While acknowledging that architecture is only one part of the microprocessor performance equation, at least in that arena, I believe there is considerable promise for improvements over the next decade. In the near term, enhanced superscalar designs will continue to provide considerable gains. Those gains will be compounded by techniques like multithreading, and simultaneous multithreading in particular. In the slightly longer term, continued recapitulation of mainframe design history by microprocesors will provide enormous amounts of raw performance, primarily by invoking increased parallelism. But, a significant challenge will be exploiting that parallelism across a broader range of applications.
Process scaling, SOI, and circuit innovations will deliver 10X in frequency; and increased parallelism another 10X for a total performance boost of 100X. But the obstacles are many. We will learn to deal with clock frequencies of 7 GHz but power will be a major issue forcing innovations as laptops/handhelds drive technology. Gaining 10X from parallelism will require advances in distributed processors and algorithms. Extremely high speed signalling will be the keystone that bridges the gap between the theoretical and practical limits of parallelism.
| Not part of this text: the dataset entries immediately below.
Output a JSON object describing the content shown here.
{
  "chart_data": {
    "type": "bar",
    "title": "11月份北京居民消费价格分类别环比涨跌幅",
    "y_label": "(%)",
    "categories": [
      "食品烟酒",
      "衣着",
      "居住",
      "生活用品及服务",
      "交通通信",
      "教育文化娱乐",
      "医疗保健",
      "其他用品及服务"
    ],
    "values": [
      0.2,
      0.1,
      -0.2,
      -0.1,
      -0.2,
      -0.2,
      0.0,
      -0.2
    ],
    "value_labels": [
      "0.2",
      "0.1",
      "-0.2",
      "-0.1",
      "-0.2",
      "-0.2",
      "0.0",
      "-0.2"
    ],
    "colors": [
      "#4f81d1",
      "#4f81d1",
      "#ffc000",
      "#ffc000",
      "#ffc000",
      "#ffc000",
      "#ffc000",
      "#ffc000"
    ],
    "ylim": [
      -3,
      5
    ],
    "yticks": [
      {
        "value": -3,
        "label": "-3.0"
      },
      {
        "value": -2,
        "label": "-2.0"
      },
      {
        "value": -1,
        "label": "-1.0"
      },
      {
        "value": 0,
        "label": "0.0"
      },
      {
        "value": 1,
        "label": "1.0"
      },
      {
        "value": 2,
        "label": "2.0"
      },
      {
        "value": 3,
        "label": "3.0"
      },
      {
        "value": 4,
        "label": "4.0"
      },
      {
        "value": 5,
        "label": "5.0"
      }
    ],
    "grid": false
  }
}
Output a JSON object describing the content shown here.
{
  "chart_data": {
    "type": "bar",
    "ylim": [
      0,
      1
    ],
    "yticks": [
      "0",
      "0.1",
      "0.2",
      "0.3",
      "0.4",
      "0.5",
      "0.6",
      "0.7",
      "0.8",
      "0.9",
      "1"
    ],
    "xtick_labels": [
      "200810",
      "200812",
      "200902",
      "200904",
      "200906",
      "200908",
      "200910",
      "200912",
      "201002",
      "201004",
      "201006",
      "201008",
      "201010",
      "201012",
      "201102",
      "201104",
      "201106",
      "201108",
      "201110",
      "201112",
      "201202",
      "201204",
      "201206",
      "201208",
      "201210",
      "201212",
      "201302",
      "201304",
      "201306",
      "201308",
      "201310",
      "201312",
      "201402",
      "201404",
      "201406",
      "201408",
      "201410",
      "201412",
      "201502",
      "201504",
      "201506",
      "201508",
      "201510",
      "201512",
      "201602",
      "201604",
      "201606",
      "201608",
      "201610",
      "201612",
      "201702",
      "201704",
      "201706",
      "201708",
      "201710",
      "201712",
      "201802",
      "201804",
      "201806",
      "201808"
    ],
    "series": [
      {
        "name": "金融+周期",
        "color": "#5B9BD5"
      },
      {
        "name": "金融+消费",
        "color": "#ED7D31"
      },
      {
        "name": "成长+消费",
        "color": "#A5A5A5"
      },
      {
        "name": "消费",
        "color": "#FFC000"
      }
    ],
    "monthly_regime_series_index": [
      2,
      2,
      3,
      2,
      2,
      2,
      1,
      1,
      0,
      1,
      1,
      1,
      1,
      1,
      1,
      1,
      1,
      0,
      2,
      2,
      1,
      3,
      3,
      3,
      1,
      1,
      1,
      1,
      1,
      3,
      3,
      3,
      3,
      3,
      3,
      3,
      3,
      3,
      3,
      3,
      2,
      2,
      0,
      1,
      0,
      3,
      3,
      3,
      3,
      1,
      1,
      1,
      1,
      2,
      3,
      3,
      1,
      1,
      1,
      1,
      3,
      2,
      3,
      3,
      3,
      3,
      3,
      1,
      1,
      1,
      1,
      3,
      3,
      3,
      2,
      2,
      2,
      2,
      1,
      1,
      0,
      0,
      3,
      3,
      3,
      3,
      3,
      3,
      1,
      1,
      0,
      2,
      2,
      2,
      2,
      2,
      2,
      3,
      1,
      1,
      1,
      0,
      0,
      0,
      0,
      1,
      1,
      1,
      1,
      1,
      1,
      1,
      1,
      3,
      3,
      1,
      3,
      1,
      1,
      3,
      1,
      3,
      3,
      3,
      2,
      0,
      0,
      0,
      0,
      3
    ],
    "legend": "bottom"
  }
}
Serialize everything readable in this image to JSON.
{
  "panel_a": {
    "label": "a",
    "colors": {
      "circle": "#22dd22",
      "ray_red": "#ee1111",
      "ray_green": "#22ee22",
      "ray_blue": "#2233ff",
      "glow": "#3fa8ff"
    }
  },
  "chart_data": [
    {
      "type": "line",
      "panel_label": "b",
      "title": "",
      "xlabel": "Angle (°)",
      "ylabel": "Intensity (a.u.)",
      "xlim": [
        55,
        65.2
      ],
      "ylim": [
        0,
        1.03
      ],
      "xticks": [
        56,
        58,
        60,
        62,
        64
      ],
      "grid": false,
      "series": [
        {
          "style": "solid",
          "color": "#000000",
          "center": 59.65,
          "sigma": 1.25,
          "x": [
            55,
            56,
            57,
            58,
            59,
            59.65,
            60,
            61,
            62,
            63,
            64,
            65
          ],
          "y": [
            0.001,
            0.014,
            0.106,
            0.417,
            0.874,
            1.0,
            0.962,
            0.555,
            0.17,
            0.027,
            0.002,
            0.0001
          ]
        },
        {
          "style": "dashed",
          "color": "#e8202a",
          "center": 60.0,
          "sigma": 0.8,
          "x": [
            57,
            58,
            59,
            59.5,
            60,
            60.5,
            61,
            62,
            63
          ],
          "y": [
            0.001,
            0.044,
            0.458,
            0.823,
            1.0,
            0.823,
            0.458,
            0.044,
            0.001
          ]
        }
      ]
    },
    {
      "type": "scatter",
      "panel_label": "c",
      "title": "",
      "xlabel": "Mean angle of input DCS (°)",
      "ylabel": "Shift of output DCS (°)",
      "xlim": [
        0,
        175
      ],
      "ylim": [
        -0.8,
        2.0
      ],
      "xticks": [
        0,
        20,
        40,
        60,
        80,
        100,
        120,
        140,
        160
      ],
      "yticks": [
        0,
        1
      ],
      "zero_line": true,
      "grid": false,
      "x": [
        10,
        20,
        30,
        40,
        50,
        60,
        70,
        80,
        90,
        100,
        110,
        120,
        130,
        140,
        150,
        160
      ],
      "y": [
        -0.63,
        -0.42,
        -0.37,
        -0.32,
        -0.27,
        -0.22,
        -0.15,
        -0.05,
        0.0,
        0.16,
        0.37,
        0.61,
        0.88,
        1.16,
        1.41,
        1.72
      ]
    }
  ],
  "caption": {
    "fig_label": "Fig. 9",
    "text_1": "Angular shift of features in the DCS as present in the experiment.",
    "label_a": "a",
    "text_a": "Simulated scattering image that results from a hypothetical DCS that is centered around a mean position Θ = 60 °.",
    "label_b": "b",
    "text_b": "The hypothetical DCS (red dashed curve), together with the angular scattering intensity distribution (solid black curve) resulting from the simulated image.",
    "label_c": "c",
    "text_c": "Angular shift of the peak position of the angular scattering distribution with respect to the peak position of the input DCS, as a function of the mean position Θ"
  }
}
In the next decade, compilers will contribute, on the order to 10-20% each year, to the area of performance enhancement. They will make healthy contributions to the area of design time and energy consumption reduction. The improvements will be enabled by recent breakthroughs in code analysis, code transformations, and debugging of optimized code. This will be facilitated by compiler-friendly architectures such as EPIC. Higher rate of improvement will be seen in embedded applications than the more traditional areas.
For next decade, there will not be a huge advance in gaining speed in the transistor and interconnects level. CR of the transistors and interconnects could grow more rapidly than the current drive of transistors. Perhaps, transistor/interconnects technology development in accordance with new system architecture and assembling technologies would become a solution to the problem.
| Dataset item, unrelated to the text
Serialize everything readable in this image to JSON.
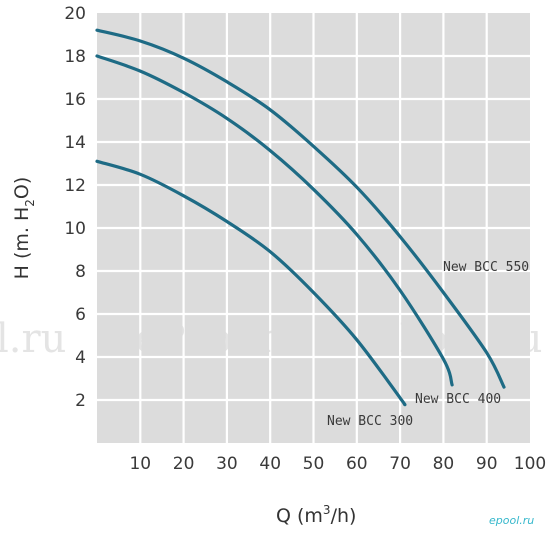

Due to process technology constraints, the industry will gradually transition from pushing single-processor general purpose performance to both multiprocessor and special-purpose processing. Process technology and circuit technology will continue to deliver increases in frequency, but not at the rate of the previous decade. Die size is no longer going to be limited by equipment or manufacturing cost, but rather by power. To date the approach has been to lower voltage with each process generation. But as voltage is lowered, leakage current and energy increase, contributing to higher power. And the problems extend beyond power dissipation to power delivery/distribution and increasing power density. Microarchitecture techniques that have been used to increase performance have exacerbated the power problem. We must develop new techniques that are more power-efficient, and look beyond single-thread, general purpose performance to address the new challenges.
The next decade will see substantial increases in processor performance on many fronts. The traditional levers of frequency and instruction level parallelism can continue to be exploited. Power consumption and interconnect delay make these gains somewhat more difficult, but there is plenty of headroom and the march of technology will continue to offer tools to increase performance. The problems of power and interconnect delay will continue to favor gains in frequency over gains in instruction level parallelism. IO and Memory bandwidth can also be significantly increased and the huge increase in available transistors will in the next decade allow a revolution in memory bandwidth and latency provided significant increases in performance. Compilers, compiler directive instructions and specialized datapath operations will all bring performance gains in certain application spaces. Finally, thread level parallelism will become commonplace over the next decade as naturally parallel applications, tools, multiprocessors and simultaneous multithreading processors become ubiquitous.